Zé, o porteiro de Copacabana

Embora muitos jurem que os porteiros de Copacabana foram produzidos em série misturando barro, xiquexique e água de açude nos cafundós do nordeste, Zé sabe ser único. Não pela origem humilde, a viagem no pau-de-arara e o misere inicial na cidade maravilhosa porque isso tudo é de praxe. Zé é o Zé porque sorri o tempo todo e não baixa os olhos diante de ninguém. E nunca negou serviço. Conhece o povo que entra e sai do prédio pelo nome, pelas sortes e azares de cada um. Mantém a timidez lapidada em discrição tão característica do retirante nordestino.

A vida lhe foi digna e, com tempo para aposentadoria, casa ampla com laje no Pavão-Pavãozinho, filhos criados e passado apaziguado, Zé deu entrada no INSS para receber o benefício e descansar. A vista escureceu quando o atendente declarou que ele não tinha contribuição alguma e como não tinha carteira de trabalho nem contra-cheque para comprovar a história, a situação fica complicada. Envergonhado, mas com sangue ainda quente, Zé voltou para o condomínio e procurou o patrão de longas datas. O síndico, velho amigo, lamentou o ocorrido e mandou que o homem procurasse seus direitos na justiça.

Zé sentiu um troço quente na nuca e o peso de mil caixas sobre os ombros arqueados.
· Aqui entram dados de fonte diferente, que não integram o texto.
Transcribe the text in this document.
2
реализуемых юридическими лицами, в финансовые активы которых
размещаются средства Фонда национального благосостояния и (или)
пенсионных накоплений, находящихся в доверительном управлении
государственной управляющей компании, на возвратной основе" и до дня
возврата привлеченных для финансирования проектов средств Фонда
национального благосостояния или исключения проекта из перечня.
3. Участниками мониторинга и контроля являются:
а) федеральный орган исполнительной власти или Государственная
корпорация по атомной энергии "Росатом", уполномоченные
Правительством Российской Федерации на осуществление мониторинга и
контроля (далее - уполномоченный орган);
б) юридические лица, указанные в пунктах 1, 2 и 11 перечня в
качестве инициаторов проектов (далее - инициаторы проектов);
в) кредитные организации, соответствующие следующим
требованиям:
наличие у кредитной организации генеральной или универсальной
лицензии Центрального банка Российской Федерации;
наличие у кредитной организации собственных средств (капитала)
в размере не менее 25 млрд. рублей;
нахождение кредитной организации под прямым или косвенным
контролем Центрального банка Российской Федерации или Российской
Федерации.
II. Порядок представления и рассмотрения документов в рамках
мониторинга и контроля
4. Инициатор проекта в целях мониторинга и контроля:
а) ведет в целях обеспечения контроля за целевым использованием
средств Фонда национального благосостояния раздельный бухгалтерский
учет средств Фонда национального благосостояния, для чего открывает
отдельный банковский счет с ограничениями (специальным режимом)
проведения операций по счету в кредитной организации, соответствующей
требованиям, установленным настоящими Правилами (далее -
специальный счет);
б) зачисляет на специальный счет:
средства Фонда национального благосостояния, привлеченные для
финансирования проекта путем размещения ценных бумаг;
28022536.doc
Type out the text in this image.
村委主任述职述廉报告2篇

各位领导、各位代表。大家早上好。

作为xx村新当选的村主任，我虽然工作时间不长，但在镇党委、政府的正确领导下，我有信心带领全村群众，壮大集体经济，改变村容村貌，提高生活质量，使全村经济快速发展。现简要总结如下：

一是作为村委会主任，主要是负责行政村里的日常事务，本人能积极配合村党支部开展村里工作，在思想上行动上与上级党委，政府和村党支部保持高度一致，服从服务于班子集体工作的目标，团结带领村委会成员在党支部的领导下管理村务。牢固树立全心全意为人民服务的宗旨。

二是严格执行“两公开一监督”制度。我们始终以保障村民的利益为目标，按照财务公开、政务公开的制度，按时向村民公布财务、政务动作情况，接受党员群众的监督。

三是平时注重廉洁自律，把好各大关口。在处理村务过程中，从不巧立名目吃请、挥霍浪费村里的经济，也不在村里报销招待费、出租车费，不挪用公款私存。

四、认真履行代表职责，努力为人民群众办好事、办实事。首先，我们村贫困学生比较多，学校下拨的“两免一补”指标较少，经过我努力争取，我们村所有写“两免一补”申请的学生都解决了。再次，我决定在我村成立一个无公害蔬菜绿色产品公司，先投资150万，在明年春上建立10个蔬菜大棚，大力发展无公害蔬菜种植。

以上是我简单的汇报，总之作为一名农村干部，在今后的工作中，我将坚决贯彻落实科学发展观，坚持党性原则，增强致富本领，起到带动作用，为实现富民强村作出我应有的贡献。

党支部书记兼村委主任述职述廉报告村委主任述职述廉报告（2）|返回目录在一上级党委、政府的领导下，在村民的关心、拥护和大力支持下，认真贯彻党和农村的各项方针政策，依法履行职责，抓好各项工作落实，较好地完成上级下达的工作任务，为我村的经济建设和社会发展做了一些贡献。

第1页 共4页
Correu para o seu antigo cafofo no porão úmido do prédio porque homem que é homem chora, desde que sozinho e no escuro para que nem ele mesmo veja. Agarrou-se ao colchão e sentiu sob a cama o cabo da peixeira aposentada. Qual a última vez que precisou usá-la? A ferrugem ajudava a contar o tempo e a lembrar das brigas, bebedeiras e desatinos da solteirice. Ainda saberia usá-la com a mesma destreza com que cortara cana na infância?

Foram quarenta peixeiradas, uma para cada ano de trabalho. Deu-se por satisfeito. Limpou o instrumento, arrumou os panos de bunda e sumiu.